Opinion: Chronic pain is too complex and individualistic a problem to ignore complementary care options

By: Myra J. Christopher, Kathleen M. Foley Chair in Pain and Palliative Care; Director, PAINS Project; Center for Practical Bioethics

I recently had a call from a man who told me that he had been through back surgery 17 times and was still in agonal pain although he took large doses of opioids daily. He was contemplating another surgery and wanted to know what I thought. I told him that I am not a clinician; I do ethics and health policy, so I would not be one to ask about another surgery. I said to him, however, that I thought he must be the most optimistic person I’ve ever spoken to. He asked me why I thought that, and I said, “To go through unsuccessful surgery 17 times and contemplate that the eighteenth might be just the trick makes me think you must be the eternal optimist.”

I did ask him whether he had accessed chiropractic care, acupuncture, therapeutic massage, behavioral health, diet and nutrition counseling, etc. – therapies that are often referred to as complementary or alternative medicine (CAM), and he had not – not even chiropractic care, which is the most common CAM – and according to various studies very effective for lower back pain. Like many Americans he expressed a lot of skepticism about and a lack of confidence in any approach outside of traditional biomedical pain care, i.e., opioid therapy, interventional procedures such as nerve blocks, steroid injections, etc., and surgery. I told him that I was not prepared to tell him that another surgery wouldn’t be “just the trick” because I believe in miracles. I’ve worked in healthcare long enough to know that they exist, but they are extremely rare.

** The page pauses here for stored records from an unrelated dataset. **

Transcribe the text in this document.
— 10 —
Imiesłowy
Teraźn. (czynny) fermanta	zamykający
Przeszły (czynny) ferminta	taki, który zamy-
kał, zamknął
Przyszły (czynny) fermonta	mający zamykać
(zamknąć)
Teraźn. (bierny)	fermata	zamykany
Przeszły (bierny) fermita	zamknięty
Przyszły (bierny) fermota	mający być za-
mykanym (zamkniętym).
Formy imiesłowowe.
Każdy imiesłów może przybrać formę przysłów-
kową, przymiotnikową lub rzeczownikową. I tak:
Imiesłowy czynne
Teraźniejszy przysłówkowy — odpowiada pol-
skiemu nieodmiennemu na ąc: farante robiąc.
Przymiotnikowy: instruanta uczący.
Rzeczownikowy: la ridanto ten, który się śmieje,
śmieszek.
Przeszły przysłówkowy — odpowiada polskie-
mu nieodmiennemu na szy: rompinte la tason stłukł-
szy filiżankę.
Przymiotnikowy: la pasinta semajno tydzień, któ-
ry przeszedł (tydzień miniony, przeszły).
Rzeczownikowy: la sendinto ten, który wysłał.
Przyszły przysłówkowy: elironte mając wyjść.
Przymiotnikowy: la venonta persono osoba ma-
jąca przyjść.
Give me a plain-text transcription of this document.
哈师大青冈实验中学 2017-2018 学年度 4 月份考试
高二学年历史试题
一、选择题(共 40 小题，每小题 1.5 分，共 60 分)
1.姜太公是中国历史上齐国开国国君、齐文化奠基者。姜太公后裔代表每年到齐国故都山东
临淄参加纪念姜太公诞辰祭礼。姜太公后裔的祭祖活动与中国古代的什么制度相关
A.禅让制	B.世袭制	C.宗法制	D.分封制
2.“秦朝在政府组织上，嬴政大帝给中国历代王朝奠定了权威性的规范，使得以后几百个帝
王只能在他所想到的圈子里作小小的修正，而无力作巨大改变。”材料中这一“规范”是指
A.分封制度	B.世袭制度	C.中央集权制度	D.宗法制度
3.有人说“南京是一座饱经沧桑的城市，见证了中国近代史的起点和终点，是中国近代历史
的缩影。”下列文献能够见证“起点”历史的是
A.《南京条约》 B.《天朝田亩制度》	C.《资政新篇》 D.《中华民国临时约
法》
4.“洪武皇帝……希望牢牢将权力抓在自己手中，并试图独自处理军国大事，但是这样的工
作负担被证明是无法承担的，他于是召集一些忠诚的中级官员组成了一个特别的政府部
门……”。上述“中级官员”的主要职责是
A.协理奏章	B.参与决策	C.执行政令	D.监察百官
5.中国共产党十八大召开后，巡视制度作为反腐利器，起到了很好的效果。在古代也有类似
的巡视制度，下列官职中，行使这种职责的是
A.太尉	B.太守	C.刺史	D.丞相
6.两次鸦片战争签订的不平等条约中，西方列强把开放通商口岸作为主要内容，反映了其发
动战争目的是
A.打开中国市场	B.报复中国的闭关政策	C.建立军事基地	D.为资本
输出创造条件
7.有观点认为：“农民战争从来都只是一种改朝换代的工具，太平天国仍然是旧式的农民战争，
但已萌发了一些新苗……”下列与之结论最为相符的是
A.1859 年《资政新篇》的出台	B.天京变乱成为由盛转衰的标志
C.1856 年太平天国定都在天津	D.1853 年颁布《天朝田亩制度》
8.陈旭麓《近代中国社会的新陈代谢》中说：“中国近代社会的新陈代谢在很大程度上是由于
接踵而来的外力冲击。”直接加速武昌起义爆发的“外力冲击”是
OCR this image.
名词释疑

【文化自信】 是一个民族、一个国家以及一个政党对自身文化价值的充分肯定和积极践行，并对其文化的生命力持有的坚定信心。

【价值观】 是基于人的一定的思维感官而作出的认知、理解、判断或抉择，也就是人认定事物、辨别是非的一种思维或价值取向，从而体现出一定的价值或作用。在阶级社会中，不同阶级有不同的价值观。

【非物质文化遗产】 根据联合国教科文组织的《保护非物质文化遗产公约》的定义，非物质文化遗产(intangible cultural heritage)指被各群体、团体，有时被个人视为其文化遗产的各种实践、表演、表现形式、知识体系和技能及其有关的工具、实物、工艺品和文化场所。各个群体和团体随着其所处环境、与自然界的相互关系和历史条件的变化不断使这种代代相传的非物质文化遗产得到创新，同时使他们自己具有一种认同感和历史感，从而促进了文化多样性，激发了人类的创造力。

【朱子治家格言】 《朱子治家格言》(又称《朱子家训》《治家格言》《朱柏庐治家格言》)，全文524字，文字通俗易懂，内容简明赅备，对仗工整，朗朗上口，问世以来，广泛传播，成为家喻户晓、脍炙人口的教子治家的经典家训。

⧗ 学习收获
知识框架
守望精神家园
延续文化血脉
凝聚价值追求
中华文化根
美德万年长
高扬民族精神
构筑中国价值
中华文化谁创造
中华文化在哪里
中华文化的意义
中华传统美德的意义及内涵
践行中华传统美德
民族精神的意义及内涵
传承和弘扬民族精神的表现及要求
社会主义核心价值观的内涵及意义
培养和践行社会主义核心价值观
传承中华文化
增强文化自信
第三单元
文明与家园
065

Chronic pain is a complex neurologic disease; it is also a very personal/individualistic experience which calls for a complex response that may or may NOT include things in either category, i.e, biomedical or complementary. Comprehensive/integrative pain care, i.e., care that includes therapies from both categories aligned with an individual patient’s health status, functionality and goals of care has been proven to be the most effective approach. We’ve had solid data since the late 1980s that demonstrate this. Interestingly, it is also cost effective.

Those of us participating in the PAINS (Pain Action Alliance to Implement a National Strategy) Project believe that comprehensive/integrative chronic pain care will: improve the lives of millions of Americans, save billions of dollars, and reduce opioid prescribing.

Our country is clearly facing two public health crises – inappropriately treated chronic pain and what the CDC has categorized as an “opioid epidemic”. Although there are no data establishing a causal connection between efforts to improve chronic pain care and the opioid crisis, there is clearly a corollary between these two matters. As prescribing of opioids has increased, so has abuse of and addiction to opioids.

Federal and state governmental agencies have made significant efforts to address the opioid crisis. They have not yet created a parallel strategy to promote comprehensive chronic pain care although in March, 2016 the National Pain Strategy was published by the U.S. Department of Health and Human Services. It is our view that doing so is an essential component of a public health strategy to address the opioid epidemic.

Utah is fortunate to have some of the leading clinicians in both pain and addiction medicine. Two that come to mind are Dr. Lynn Webster, Past President of the American Academy of Pain Medicine and award-winning author of The Painful Truth and Dr. Perry Fine, also a former President of the American Academy of Pain Medicine currently at the University of Utah School of Medicine. I encourage state-legislators, regulators and policy makers to reach out to experts like Drs. Webster and Fine and to develop an integrated strategy to address both these public health issues, including funding for CAM therapies.